Le harcèlement en contexte scolaire, un mal qui répand la terreur

Lorsque ce phénomène s’invite dans le domaine éducatif, le harcèlement à l’école, également connu sous le nom de bullying, peut revêtir plusieurs formes, allant du bullying physique au bullying sexuel en passant par les bullying verbal, social et/ou le cyberbullying. Dans tous les cas, quelque soit sa forme, le harcèlement provoque souvent chez sa victime, un désintéressement du programme d’études et de toutes les activités scolaires, un abandon, sinon une fuite des cours ou carrément de l’école. Une suite de méfaits au nombre desquels des pédagogues et des psychologues avisés ajoutent, dans le cas précis du harcèlement sexuel, d’autres effets psychologiques dévastateurs comme l’anxiété, la dépression, les troubles du sommeil, la perte d’appétit, l’incapacité de se concentrer, une estime de soi amoindrie, la perte d’intérêt à l’égard des activités régulières, l’isolement social et les sentiments de tristesse, de peur ou de honte, etc.. Dans les cas extrêmes, pour les surmonter, certaines victimes peuvent envisager ou tenter de se suicider.

Dire non au harcèlement scolaire

D’où l’impératif, pour tous les acteurs et actants éducatifs, d’intérioriser l’impact de ce phénomène, d’en comprendre les conséquences (néfastes) et de saisir la nécessité et l’obligation de dire non au harcèlement scolaire, sous quelque forme qu’il soit.

Bullying sexuel scolaire, d’accord…

S’agissant plus particulièrement du harcèlement sexuel à l’école, cette forme est perçue, généralement, comme une discrimination fondée sur le sexe. Le “Code des droits de la personne“ de la province canadienne de l’Ontario, le définit comme le “Fait pour une personne de faire des remarques ou des gestes vexatoires lorsqu’elle sait ou devrait raisonnablement savoir que ces remarques ou ces gestes sont importuns“. En général, le procès du harcèlement  sexuel à l’école, selon une idée fortement reçue dans l’opinion publique, fait de l’enseignant le premier coupable de la commission de cet horrible acte.  Ce dernier n’est il pas celui qui peut utiliser son autorité en vue d’obtenir des rapports sexuels avec son ou ses élèves. Surtout, ce dernier n’exerce il pas un contrôle important sur les filles à travers les notes de classe et les résultats des examens. Enfin, ce dernier n’est-il pas plus enclin à tirer du plaisir à user de sa position pour solliciter une faveur sexuelle aux filles en situation de vulnérabilité, etc.. ? Autant d’arguments qui forcément le désignent clairement comme le bourreau et l’apprenant comme la victime innocente.

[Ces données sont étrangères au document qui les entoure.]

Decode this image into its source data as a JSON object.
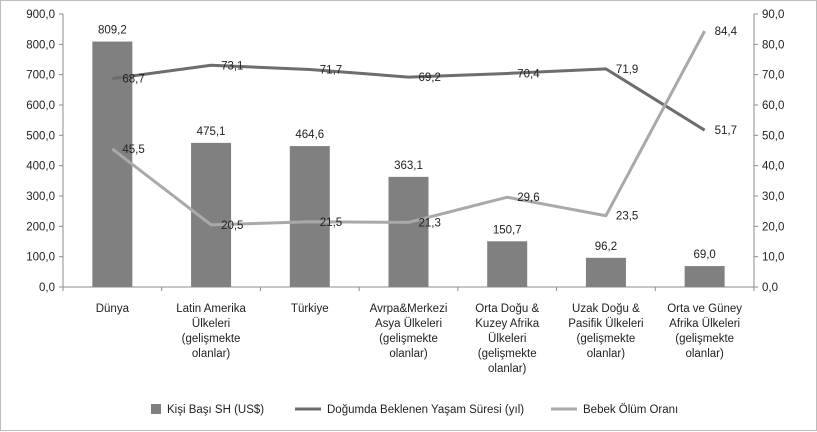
{
  "chart_data": {
    "type": "bar",
    "categories": [
      [
        "Dünya"
      ],
      [
        "Latin Amerika",
        "Ülkeleri",
        "(gelişmekte",
        "olanlar)"
      ],
      [
        "Türkiye"
      ],
      [
        "Avrpa&Merkezi",
        "Asya Ülkeleri",
        "(gelişmekte",
        "olanlar)"
      ],
      [
        "Orta Doğu  &",
        "Kuzey Afrika",
        "Ülkeleri",
        "(gelişmekte",
        "olanlar)"
      ],
      [
        "Uzak Doğu  &",
        "Pasifik Ülkeleri",
        "(gelişmekte",
        "olanlar)"
      ],
      [
        "Orta ve Güney",
        "Afrika Ülkeleri",
        "(gelişmekte",
        "olanlar)"
      ]
    ],
    "series": [
      {
        "name": "Kişi Başı SH (US$)",
        "kind": "bar",
        "axis": "left",
        "color": "#808080",
        "values": [
          809.2,
          475.1,
          464.6,
          363.1,
          150.7,
          96.2,
          69.0
        ],
        "labels": [
          "809,2",
          "475,1",
          "464,6",
          "363,1",
          "150,7",
          "96,2",
          "69,0"
        ]
      },
      {
        "name": "Doğumda  Beklenen Yaşam Süresi (yıl)",
        "kind": "line",
        "axis": "right",
        "color": "#6d6d6d",
        "values": [
          68.7,
          73.1,
          71.7,
          69.2,
          70.4,
          71.9,
          51.7
        ],
        "labels": [
          "68,7",
          "73,1",
          "71,7",
          "69,2",
          "70,4",
          "71,9",
          "51,7"
        ]
      },
      {
        "name": "Bebek Ölüm Oranı",
        "kind": "line",
        "axis": "right",
        "color": "#a9a9a9",
        "values": [
          45.5,
          20.5,
          21.5,
          21.3,
          29.6,
          23.5,
          84.4
        ],
        "labels": [
          "45,5",
          "20,5",
          "21,5",
          "21,3",
          "29,6",
          "23,5",
          "84,4"
        ]
      }
    ],
    "y_left": {
      "range": [
        0,
        900
      ],
      "ticks": [
        "0,0",
        "100,0",
        "200,0",
        "300,0",
        "400,0",
        "500,0",
        "600,0",
        "700,0",
        "800,0",
        "900,0"
      ]
    },
    "y_right": {
      "range": [
        0,
        90
      ],
      "ticks": [
        "0,0",
        "10,0",
        "20,0",
        "30,0",
        "40,0",
        "50,0",
        "60,0",
        "70,0",
        "80,0",
        "90,0"
      ]
    },
    "grid": false,
    "legend": "bottom"
  }
}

… Oui mais, …et si la faute était partagée ?

Comme tout le monde, entre ces deux principaux protagonistes de l’éducation, je n’hésiterai pas un instant à reconnaître à l’enseignant cette grande responsabilité. Mais, lorsqu’il y a quelques temps, un ami m’a forwadé, sur mon mur facebook, la vidéo ci-après et après avoir visionné et lu entre les lignes les arguments invitatoires des élèves, à l’endroit de l’enseignant surveillant, je suis plus enclin à la nuance et voudrais rappeler et souligner, aussi, celle (responsabilité) de l’apprenant dans la commission de cet acte strictement condamnable, bien sûr.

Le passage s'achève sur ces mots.